With the arrival of Fall, our thoughts turn to the upcoming holiday season, and that gets us thinking about gratitude. Letting your clients know you appreciate them is something that should happen year-round, but physically demonstrating it often takes place during the holidays and involves sending a small gift.
A custom calendar is a versatile and affordable marketing tool that allows you to recognize your customers, capture new fans and even increase holiday sales. Impress your clients with a creatively designed product they’ll use year-round. Best of all, we can create calendars from postcard size to poster size, with lots of options in-between, depending on your budget and goals. From GotPrint, here are some ideas for custom calendars that you can adapt for your business!
Give Calendars Away as Incentives
Looking to increase your social media presence, boost your ratings on online review sites, or get your clientele to fill out a survey? Offer a free branded calendar to the first hundred people to complete your request.
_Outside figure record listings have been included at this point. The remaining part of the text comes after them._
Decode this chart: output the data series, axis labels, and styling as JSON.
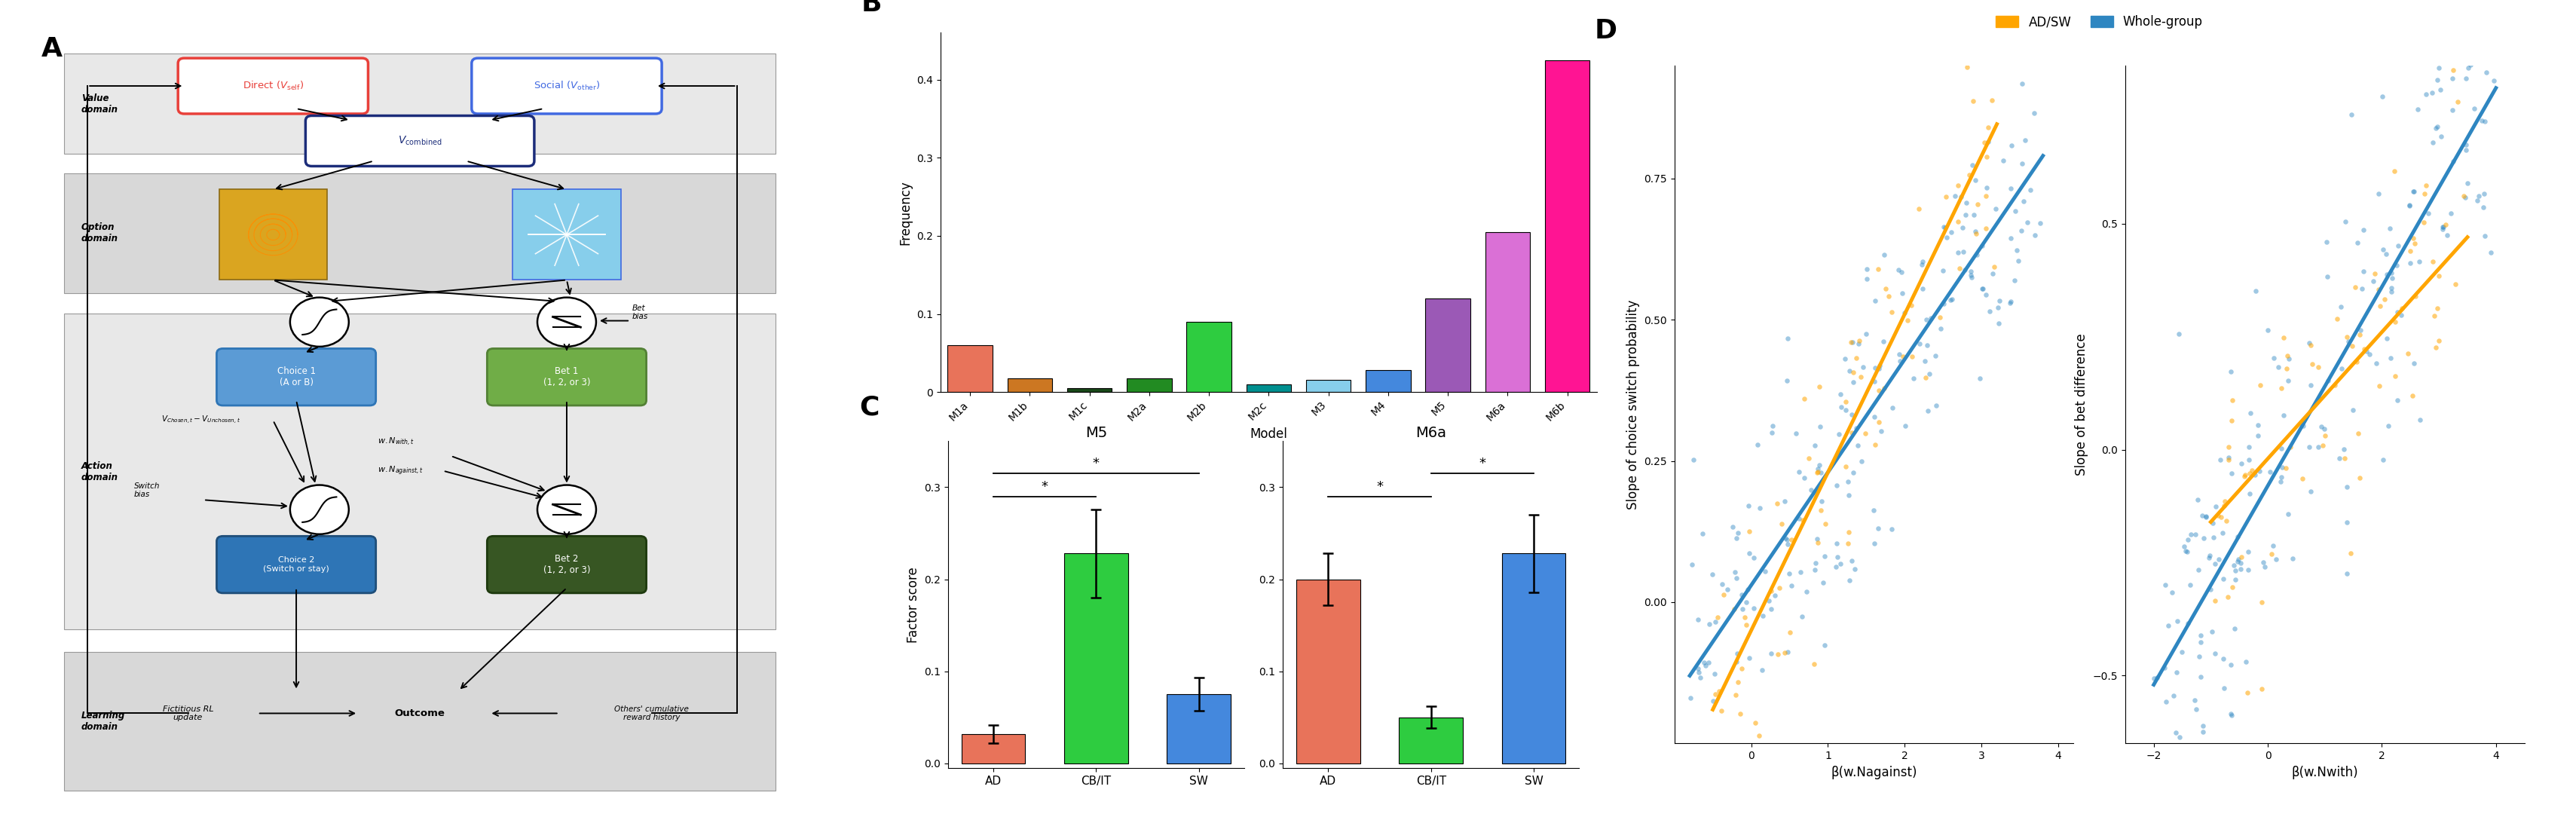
{
  "panel_B": {
    "models": [
      "M1a",
      "M1b",
      "M1c",
      "M2a",
      "M2b",
      "M2c",
      "M3",
      "M4",
      "M5",
      "M6a",
      "M6b"
    ],
    "frequencies": [
      0.06,
      0.018,
      0.005,
      0.018,
      0.09,
      0.01,
      0.016,
      0.028,
      0.12,
      0.205,
      0.425
    ],
    "colors": [
      "#E8735A",
      "#CC7722",
      "#1A4A1A",
      "#228B22",
      "#2ECC40",
      "#009090",
      "#87CEEB",
      "#4488DD",
      "#9B59B6",
      "#DA70D6",
      "#FF1493"
    ],
    "xlabel": "Model",
    "ylabel": "Frequency",
    "yticks": [
      0.0,
      0.1,
      0.2,
      0.3,
      0.4
    ]
  },
  "panel_C": {
    "M5": {
      "categories": [
        "AD",
        "CB/IT",
        "SW"
      ],
      "values": [
        0.032,
        0.228,
        0.075
      ],
      "errors": [
        0.01,
        0.048,
        0.018
      ],
      "colors": [
        "#E8735A",
        "#2ECC40",
        "#4488DD"
      ],
      "title": "M5"
    },
    "M6a": {
      "categories": [
        "AD",
        "CB/IT",
        "SW"
      ],
      "values": [
        0.2,
        0.05,
        0.228
      ],
      "errors": [
        0.028,
        0.012,
        0.042
      ],
      "colors": [
        "#E8735A",
        "#2ECC40",
        "#4488DD"
      ],
      "title": "M6a"
    },
    "ylabel": "Factor score",
    "yticks": [
      0.0,
      0.1,
      0.2,
      0.3
    ]
  },
  "panel_D": {
    "left_plot": {
      "xlabel": "β(w.Nagainst)",
      "ylabel": "Slope of choice switch probability",
      "yticks": [
        0.0,
        0.25,
        0.5,
        0.75
      ],
      "xticks": [
        0,
        1,
        2,
        3,
        4
      ],
      "xlim": [
        -1.0,
        4.2
      ],
      "ylim": [
        -0.25,
        0.95
      ]
    },
    "right_plot": {
      "xlabel": "β(w.Nwith)",
      "ylabel": "Slope of bet difference",
      "yticks": [
        -0.5,
        0.0,
        0.5
      ],
      "xticks": [
        -2,
        0,
        2,
        4
      ],
      "xlim": [
        -2.5,
        4.5
      ],
      "ylim": [
        -0.65,
        0.85
      ]
    },
    "orange_color": "#FFA500",
    "blue_color": "#2E86C1",
    "legend_labels": [
      "AD/SW",
      "Whole-group"
    ]
  }
}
Incorporate Monthly Discounts
Service-based businesses (such as restaurants, salons, landscaping, cleaning, mobile car washing, etc.) can keep customers coming back all year long by giving away calendars with coupons and offers on each month’s page.
Offer Exclusive Content
Active on social media? You probably take tons of photos and post your favorites to your website and social pages. Save a dozen of your best images and offer them only on your calendar, giving your fans an exclusive glimpse they can’t get anywhere else. For example, food bloggers can reveal secret family recipes, travel writers can showcase stunning vacation photos, and makeup artists can include their best beauty tips.
Tailor Calendars to Your Industry
Each industry has its own timelines and seasonal fluctuations, so a calendar designed around your industry can be a very useful asset. Appealing to teachers? Offer calendars that start in August and are pre-printed with school holidays, exam dates, and lesson plans for various subjects and education levels. Wedding planner? Gift brides-to-be with wedding checklist calendars that correspond to a year-long planning process. Bankers and accountants can help their clients reach their financial goals with calendars that include investment advice and monthly budgeting tips and goals.
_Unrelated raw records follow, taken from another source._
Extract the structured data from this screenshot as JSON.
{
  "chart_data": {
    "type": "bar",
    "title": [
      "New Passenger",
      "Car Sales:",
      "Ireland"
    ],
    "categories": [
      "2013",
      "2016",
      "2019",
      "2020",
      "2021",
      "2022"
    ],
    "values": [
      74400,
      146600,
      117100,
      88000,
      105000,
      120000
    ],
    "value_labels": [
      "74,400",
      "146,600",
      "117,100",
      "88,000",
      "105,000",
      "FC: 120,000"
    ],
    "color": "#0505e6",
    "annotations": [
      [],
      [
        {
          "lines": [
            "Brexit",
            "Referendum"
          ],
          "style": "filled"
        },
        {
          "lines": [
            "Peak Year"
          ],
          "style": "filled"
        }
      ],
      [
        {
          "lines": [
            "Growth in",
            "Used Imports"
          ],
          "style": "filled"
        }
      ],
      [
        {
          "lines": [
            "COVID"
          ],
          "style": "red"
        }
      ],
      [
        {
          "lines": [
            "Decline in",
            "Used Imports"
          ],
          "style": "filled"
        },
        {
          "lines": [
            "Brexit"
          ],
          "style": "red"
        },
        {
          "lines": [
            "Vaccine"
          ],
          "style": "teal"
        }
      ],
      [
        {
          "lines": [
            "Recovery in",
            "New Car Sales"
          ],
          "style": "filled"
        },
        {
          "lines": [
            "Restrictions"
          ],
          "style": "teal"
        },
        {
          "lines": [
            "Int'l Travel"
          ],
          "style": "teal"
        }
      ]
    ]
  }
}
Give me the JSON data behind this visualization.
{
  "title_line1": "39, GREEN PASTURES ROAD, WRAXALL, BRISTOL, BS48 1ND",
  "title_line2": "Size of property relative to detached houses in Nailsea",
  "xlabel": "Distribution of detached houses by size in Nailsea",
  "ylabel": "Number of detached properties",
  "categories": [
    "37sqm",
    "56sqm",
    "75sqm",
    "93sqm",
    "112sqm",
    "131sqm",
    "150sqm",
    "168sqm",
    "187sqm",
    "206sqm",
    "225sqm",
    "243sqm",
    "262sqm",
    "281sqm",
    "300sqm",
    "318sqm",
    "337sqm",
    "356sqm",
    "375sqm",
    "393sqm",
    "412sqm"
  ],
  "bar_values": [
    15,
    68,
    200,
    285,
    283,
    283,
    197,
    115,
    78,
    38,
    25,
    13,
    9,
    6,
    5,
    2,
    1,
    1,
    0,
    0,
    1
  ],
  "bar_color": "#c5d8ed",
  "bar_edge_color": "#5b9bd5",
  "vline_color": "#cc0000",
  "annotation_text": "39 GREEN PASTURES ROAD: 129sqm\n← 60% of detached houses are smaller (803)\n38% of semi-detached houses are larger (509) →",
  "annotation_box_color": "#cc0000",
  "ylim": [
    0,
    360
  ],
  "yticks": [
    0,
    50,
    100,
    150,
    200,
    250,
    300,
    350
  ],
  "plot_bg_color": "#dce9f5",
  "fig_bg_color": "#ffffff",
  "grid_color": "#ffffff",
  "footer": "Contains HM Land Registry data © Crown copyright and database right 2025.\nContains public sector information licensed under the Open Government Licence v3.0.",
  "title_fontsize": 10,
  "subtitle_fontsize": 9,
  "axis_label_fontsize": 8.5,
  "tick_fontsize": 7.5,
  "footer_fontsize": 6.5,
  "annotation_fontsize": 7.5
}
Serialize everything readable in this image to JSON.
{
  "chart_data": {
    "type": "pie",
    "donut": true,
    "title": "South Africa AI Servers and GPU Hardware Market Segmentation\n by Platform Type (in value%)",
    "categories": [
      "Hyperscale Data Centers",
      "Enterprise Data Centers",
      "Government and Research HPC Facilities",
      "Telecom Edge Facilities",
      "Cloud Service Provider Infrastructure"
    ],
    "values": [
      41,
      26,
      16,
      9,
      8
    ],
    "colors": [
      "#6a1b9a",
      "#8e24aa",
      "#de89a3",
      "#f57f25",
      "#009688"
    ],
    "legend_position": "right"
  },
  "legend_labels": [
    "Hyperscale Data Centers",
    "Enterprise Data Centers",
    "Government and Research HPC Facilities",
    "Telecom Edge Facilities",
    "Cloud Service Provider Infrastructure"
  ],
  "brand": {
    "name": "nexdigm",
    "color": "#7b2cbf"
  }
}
Turn Calendars into Collectibles
If you’re a visual artist, create and sell calendars that feature a different work of art each month. Writers can market autographed collections with short stories or poems, and photographers can offer limited-edition copies of their outtakes. By releasing a new calendar every year, you can build demand and interest among loyal fans.
CrowdSource Through Contests
Get your fans involved by hosting a calendar photo contest and rewarding the winners with gift certificates to your business. Invite your public to submit photos centered around a theme (pets, nature, and food are always popular) and get the word out about the contest through social media, emails, and blog posts.
Make Your Calendar Educational
A custom multi-page calendar is a perfect platform for sharing knowledge that’s relevant to your product or service. Wine retailers can carry calendars that cover the history of wine, the different varietals, and how best to taste, serve and store wine. Travel agencies can display calendar brochures of their most popular destinations, with colorful glossy photos and plenty of historical facts and sightseeing advice.
Raise Awareness and Funds
Nonprofit groups such as charities, churches and museums can create informational calendars outlining their goals to keep their organizations front and center year-round. Studies show that as much as 31% of annual giving happens in the last few weeks of the year, so offering a thought-provoking and engaging calendar is the perfect way to thank donors and members.